What I sent was a live link, obviously the link works in Bill's reply but didn't in Elmo's. It was short enough to send on my end that it shouldn't break so not sure why it did for you David.

Anyway, I sent it as an example of the type of page I have archived. Note however it has a date of 2000 on top, whereas my archived ones (using same url) have 1994 aerials. For my needs, having both for comparison of river changes is the basis for my task.

http://terraserver.microsoft.com/image.aspx? T=1&S=11&Z=10&X=1280&Y=12195&W=3

I did discover another little problem though, Safari doesn't allow dragging of any of the image to desktop like IE does allow a single tile. So if you try to understand what I mean by 'Tiles', you have to go to page using IE and not Safari (and possibly other browsers).

When you talk of 50 tiles, it sounds very much to me you are looking at a pic made up of slices of smaller pics. Clicking on them, at least on the original site, you would then go another "enlarged" pic which might itself be made up of slices (many pics side by side, top by bottom, chess board fashion. If you made the archive prooperly in the first place, ie, ticked the appropriate save "x links deep", and it all worked, you will have the best res. But if you did not, then all you have is the 50 little pics, you might as well scren shot them alltogether on a big screen. You can tell if you have them archived right re enlargements; are the individual 50 pics links in abig image- map? Does the cursor become a hand? Can you click and go to an enlargement? All this must be off line.
Not into converting individual tiles from 20 different pages... so Screen Cap will be sufficient.

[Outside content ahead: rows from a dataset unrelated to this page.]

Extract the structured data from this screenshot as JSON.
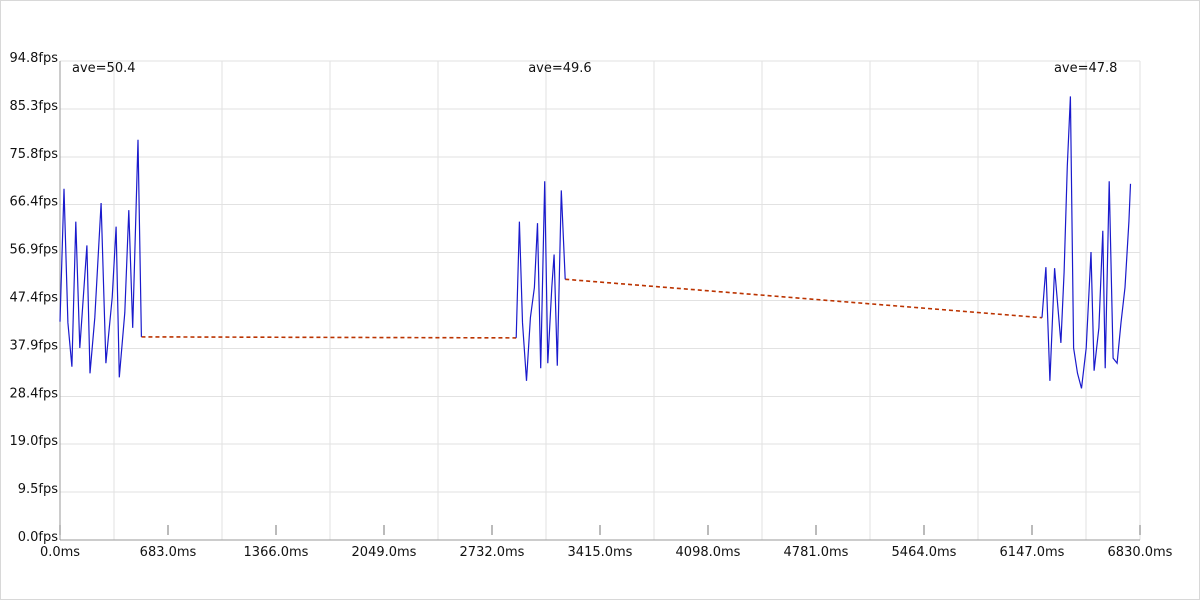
{
  "chart_data": {
    "type": "line",
    "title": "",
    "xlabel": "",
    "ylabel": "",
    "xlim": [
      0,
      6830
    ],
    "ylim": [
      0,
      94.8
    ],
    "y_ticks": [
      {
        "value": 0.0,
        "label": "0.0fps"
      },
      {
        "value": 9.5,
        "label": "9.5fps"
      },
      {
        "value": 19.0,
        "label": "19.0fps"
      },
      {
        "value": 28.4,
        "label": "28.4fps"
      },
      {
        "value": 37.9,
        "label": "37.9fps"
      },
      {
        "value": 47.4,
        "label": "47.4fps"
      },
      {
        "value": 56.9,
        "label": "56.9fps"
      },
      {
        "value": 66.4,
        "label": "66.4fps"
      },
      {
        "value": 75.8,
        "label": "75.8fps"
      },
      {
        "value": 85.3,
        "label": "85.3fps"
      },
      {
        "value": 94.8,
        "label": "94.8fps"
      }
    ],
    "x_ticks": [
      {
        "value": 0,
        "label": "0.0ms"
      },
      {
        "value": 683,
        "label": "683.0ms"
      },
      {
        "value": 1366,
        "label": "1366.0ms"
      },
      {
        "value": 2049,
        "label": "2049.0ms"
      },
      {
        "value": 2732,
        "label": "2732.0ms"
      },
      {
        "value": 3415,
        "label": "3415.0ms"
      },
      {
        "value": 4098,
        "label": "4098.0ms"
      },
      {
        "value": 4781,
        "label": "4781.0ms"
      },
      {
        "value": 5464,
        "label": "5464.0ms"
      },
      {
        "value": 6147,
        "label": "6147.0ms"
      },
      {
        "value": 6830,
        "label": "6830.0ms"
      }
    ],
    "grid": true,
    "segments": [
      {
        "ave_label": "ave=50.4",
        "color": "#1a1acc",
        "points": [
          [
            0,
            43.2
          ],
          [
            25,
            69.5
          ],
          [
            50,
            43.0
          ],
          [
            75,
            34.3
          ],
          [
            100,
            63.0
          ],
          [
            125,
            38.0
          ],
          [
            170,
            58.3
          ],
          [
            190,
            33.0
          ],
          [
            220,
            44.0
          ],
          [
            260,
            66.7
          ],
          [
            290,
            35.0
          ],
          [
            330,
            48.0
          ],
          [
            355,
            62.0
          ],
          [
            375,
            32.2
          ],
          [
            410,
            45.0
          ],
          [
            435,
            65.3
          ],
          [
            460,
            42.0
          ],
          [
            493,
            79.2
          ],
          [
            515,
            40.2
          ]
        ]
      },
      {
        "ave_label": "ave=49.6",
        "color": "#1a1acc",
        "points": [
          [
            2885,
            40.0
          ],
          [
            2905,
            63.0
          ],
          [
            2925,
            43.0
          ],
          [
            2950,
            31.5
          ],
          [
            2975,
            44.0
          ],
          [
            3000,
            50.0
          ],
          [
            3020,
            62.7
          ],
          [
            3040,
            34.0
          ],
          [
            3065,
            71.0
          ],
          [
            3085,
            35.0
          ],
          [
            3110,
            50.0
          ],
          [
            3125,
            56.5
          ],
          [
            3145,
            34.5
          ],
          [
            3170,
            69.2
          ],
          [
            3195,
            51.6
          ]
        ]
      },
      {
        "ave_label": "ave=47.8",
        "color": "#1a1acc",
        "points": [
          [
            6210,
            44.0
          ],
          [
            6235,
            54.0
          ],
          [
            6260,
            31.5
          ],
          [
            6290,
            53.8
          ],
          [
            6330,
            39.0
          ],
          [
            6350,
            53.0
          ],
          [
            6370,
            74.0
          ],
          [
            6390,
            87.8
          ],
          [
            6410,
            38.0
          ],
          [
            6435,
            33.0
          ],
          [
            6460,
            30.0
          ],
          [
            6490,
            38.0
          ],
          [
            6520,
            57.0
          ],
          [
            6540,
            33.5
          ],
          [
            6570,
            42.0
          ],
          [
            6595,
            61.2
          ],
          [
            6610,
            34.0
          ],
          [
            6635,
            71.0
          ],
          [
            6660,
            36.0
          ],
          [
            6685,
            35.0
          ],
          [
            6710,
            43.0
          ],
          [
            6735,
            50.0
          ],
          [
            6760,
            63.0
          ],
          [
            6770,
            70.5
          ]
        ]
      }
    ],
    "gap_lines": [
      {
        "color": "#bb3300",
        "from": [
          515,
          40.2
        ],
        "to": [
          2885,
          40.0
        ]
      },
      {
        "color": "#bb3300",
        "from": [
          3195,
          51.6
        ],
        "to": [
          6210,
          44.0
        ]
      }
    ]
  }
}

A very worthwhile aspect of IE for archiving was that it keeps the original url in the address line. Having this is invaluable. Safari places the address of where it resides on the hard drive. A completely useless feature. If I am able to locate it within the expected folders, what good is the drive location in the url? I usually want to know the original source location of the archive on the web so I can go back to the original if needed. Sometimes a completely impossible task with Safari that usually requires Googling with an entire sentence in quotes, and that only provides occasional success. So while that url above is the url of my IE archive, it is also the url of the original page, although they use an updated 2000 aerial.

The wayback machine is pretty cool but no unfortunately it doesn't work for these. I'll bookmark it though for future use...

You want to get the pics from an IE archived website that is sitting on your computer offline? Is this right?
Correct, so yes the best method I may have us to use screen capture at the full size of the page for best resolution. Then work the magic with photoshop.

Going back to the main question of my original post was whether or not IE would run successfully on Tiger? That question has been answered although I suppose a few minor app crashes may occur, I can now open the IE archived pages I need. Primary Goal Successful.